Is the Bible Trustworthy
This is really good — especially the ending about the gospels and how they are spectacularly binary.
On Meaningful Friendship
This is excellent, and while I don’t agree with it 100%, I do agree with the idea of depth over breadth when it comes to friendship.
The Purpose of a Church
This is a good one to remember whenever it feels I’m losing focus.
Humble Leadership
I feel this way as well, and it is instructive for both how I pursue leadership and also develop as a leader.
How Many Close Friends Do You Have?
This is staggering. Both the table and the commentary on it.
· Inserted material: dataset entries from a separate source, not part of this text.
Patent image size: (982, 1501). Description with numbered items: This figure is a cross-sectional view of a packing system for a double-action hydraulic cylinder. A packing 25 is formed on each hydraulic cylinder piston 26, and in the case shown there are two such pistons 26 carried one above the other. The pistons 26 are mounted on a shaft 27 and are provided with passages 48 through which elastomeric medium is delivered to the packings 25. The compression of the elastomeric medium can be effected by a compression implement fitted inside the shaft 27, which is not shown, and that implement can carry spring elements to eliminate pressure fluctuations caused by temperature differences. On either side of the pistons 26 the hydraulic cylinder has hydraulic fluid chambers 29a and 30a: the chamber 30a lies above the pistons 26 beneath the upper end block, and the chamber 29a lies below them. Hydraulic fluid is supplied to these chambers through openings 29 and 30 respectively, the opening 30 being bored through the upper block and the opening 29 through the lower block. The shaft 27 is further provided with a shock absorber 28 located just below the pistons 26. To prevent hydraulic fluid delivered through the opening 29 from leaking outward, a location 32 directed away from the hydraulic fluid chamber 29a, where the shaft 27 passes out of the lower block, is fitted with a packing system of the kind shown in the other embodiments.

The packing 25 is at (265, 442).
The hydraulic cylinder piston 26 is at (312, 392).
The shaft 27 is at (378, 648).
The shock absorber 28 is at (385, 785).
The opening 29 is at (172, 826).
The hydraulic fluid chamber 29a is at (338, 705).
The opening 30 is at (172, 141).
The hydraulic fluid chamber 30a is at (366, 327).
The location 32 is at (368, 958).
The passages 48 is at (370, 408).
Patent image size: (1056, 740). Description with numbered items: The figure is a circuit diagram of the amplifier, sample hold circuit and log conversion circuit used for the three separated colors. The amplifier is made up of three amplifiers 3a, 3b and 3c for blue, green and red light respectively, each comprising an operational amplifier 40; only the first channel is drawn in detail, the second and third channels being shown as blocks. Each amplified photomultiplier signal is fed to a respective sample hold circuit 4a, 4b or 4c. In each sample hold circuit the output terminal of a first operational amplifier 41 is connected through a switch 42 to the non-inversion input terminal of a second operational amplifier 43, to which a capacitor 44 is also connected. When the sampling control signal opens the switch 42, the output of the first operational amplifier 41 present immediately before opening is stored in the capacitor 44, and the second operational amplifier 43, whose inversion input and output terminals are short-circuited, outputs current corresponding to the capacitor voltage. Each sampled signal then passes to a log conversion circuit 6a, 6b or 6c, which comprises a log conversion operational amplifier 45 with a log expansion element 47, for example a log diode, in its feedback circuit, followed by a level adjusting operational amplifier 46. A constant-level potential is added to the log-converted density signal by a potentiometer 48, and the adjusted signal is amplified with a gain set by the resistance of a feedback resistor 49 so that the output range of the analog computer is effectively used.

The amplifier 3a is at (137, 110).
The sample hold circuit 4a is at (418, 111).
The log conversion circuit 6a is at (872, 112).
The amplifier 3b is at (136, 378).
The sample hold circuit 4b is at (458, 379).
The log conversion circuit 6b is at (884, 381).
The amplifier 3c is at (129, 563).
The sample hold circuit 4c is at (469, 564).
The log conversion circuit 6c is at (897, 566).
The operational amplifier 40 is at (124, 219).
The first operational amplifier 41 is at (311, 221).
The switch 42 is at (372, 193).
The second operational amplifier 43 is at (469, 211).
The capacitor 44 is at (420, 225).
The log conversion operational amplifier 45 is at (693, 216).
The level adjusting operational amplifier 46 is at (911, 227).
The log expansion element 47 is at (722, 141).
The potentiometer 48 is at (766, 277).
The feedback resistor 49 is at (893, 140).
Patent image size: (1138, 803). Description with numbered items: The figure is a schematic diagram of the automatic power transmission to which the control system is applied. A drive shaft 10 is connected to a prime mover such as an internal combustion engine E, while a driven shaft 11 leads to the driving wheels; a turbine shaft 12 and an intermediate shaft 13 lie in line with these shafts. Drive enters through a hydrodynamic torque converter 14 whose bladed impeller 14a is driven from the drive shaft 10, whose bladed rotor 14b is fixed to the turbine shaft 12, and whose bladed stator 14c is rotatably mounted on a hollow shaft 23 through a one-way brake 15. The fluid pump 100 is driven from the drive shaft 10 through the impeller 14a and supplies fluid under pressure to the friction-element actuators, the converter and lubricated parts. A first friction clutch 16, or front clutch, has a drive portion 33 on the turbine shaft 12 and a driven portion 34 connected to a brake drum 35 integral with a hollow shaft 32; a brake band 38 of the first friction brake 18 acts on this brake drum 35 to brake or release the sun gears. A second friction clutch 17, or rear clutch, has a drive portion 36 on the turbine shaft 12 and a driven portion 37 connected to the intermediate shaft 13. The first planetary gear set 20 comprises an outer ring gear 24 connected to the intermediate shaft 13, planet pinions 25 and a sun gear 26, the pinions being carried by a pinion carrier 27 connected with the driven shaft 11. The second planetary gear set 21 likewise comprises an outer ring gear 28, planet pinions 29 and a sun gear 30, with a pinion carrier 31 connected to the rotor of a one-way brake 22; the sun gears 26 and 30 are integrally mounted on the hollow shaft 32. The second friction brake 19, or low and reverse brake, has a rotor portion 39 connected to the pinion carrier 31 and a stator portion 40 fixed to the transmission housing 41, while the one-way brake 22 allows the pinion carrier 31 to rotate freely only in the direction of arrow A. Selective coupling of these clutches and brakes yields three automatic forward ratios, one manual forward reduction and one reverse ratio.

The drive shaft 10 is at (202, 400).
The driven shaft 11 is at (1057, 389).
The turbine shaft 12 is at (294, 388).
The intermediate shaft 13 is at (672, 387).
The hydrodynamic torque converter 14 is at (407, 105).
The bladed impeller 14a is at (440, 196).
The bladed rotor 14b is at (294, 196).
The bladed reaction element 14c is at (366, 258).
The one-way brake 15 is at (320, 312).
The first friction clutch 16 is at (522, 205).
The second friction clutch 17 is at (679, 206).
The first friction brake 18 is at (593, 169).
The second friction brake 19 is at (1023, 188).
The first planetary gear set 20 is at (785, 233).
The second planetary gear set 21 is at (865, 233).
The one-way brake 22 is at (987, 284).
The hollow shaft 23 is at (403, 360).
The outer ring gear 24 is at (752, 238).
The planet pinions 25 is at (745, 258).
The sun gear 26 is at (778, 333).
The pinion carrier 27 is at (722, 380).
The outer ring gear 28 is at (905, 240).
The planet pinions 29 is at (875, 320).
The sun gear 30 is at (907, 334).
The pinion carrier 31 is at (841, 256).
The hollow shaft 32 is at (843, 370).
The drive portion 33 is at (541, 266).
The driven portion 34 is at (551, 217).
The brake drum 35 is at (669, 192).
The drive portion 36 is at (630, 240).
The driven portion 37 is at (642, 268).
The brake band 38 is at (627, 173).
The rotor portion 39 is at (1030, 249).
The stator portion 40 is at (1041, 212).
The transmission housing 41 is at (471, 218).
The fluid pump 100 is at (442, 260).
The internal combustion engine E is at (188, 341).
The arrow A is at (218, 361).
What Doesn’t Get Headlines
Gonna be thinking about this one for a while. That last sentence is spectacular.
“The puzzle is why so many people live so badly. Not so wickedly, but so inanely. Not so cruelly, but so stupidly. There is little to admire and less to imitate in the people who are prominent in our culture. We have celebrities but not saints. Famous entertainers amuse a nation of bored insomniacs. Infamous criminals act out the aggressions of timid conformists. Petulant and spoiled athletes play games vicariously for lazy and apathetic spectators. People, aimless and bored, amuse themselves with trivia and trash. Neither the adventure of goodness nor the pursuit of righteousness gets headlines.”